Primes with runs


Problem 111


Considering 4-digit primes containing repeated digits it is clear that they cannot all be the same: 1111 is divisible by 11, 2222 is divisible by 22, and so on. But there are nine 4-digit primes containing three ones:

1117, 1151, 1171, 1181, 1511, 1811, 2111, 4111, 8111

We shall say that M(nd) represents the maximum number of repeated digits for an n-digit prime where d is the repeated digit, N(nd) represents the number of such primes, and S(nd) represents the sum of these primes.

So M(4, 1) = 3 is the maximum number of repeated digits for a 4-digit prime where one is the repeated digit, there are N(4, 1) = 9 such primes, and the sum of these primes is S(4, 1) = 22275. It turns out that for d = 0, it is only possible to have M(4, 0) = 2 repeated digits, but there are N(4, 0) = 13 such cases.

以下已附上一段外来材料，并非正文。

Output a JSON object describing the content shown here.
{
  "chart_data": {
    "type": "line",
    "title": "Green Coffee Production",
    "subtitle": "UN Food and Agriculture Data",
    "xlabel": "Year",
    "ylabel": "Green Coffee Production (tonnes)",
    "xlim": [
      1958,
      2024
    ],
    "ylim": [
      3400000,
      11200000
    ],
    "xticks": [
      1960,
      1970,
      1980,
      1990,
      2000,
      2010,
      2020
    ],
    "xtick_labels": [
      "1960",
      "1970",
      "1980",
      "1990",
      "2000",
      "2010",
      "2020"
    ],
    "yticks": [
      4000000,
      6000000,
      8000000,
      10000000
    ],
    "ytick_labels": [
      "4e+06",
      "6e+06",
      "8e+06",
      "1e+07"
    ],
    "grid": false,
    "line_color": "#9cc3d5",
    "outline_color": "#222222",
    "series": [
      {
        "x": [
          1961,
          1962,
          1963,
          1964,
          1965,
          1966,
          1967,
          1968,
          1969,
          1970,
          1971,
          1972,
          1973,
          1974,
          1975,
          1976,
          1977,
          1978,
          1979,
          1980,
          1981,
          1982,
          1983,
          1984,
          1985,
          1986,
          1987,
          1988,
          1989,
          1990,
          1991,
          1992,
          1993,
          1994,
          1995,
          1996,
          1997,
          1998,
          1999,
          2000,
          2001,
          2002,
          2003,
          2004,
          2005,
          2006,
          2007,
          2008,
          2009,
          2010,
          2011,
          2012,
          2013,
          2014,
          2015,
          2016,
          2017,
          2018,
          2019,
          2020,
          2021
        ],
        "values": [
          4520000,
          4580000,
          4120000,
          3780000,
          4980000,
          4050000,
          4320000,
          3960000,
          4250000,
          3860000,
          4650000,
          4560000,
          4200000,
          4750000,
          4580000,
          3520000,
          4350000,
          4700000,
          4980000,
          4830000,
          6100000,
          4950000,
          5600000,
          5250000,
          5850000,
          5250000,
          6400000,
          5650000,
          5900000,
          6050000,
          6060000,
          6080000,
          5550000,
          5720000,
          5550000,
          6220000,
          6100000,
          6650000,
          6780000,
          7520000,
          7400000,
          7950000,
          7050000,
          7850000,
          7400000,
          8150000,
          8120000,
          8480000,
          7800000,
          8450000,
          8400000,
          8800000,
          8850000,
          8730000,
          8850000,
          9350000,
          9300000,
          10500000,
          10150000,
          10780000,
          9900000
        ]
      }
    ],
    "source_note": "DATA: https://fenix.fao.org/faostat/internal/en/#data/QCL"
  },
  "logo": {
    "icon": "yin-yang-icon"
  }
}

In the same way we obtain the following results for 4-digit primes.


Digit, d

M(4, d)

N(4, d)

S(4, d)

0

2

13

67061

1

3

9

22275

2

3

1

2221

3

3

12

46214

4

3

2

8888

5

3

1

5557

6

3

1

6661

7

3

9

57863

8

3

1

8887

9

3

7

48073



For d = 0 to 9, the sum of all S(4, d) is 273700.

Find the sum of all S(10, d).


题意:


有重复数字的素数

考虑一个有重复数字的4位素数,显然这4个数字不能全都一样:1111被11整除,2222被22整除,依此类推;但是,有9个4位素数包含有三个一:


1117, 1151, 1171, 1181, 1511, 1811, 2111, 4111, 8111

我们记M(n, d)是n位素数中数字d重复出现的最多次数,N(n, d)是这类素数的个数,而S(n, d)是这类素数的和。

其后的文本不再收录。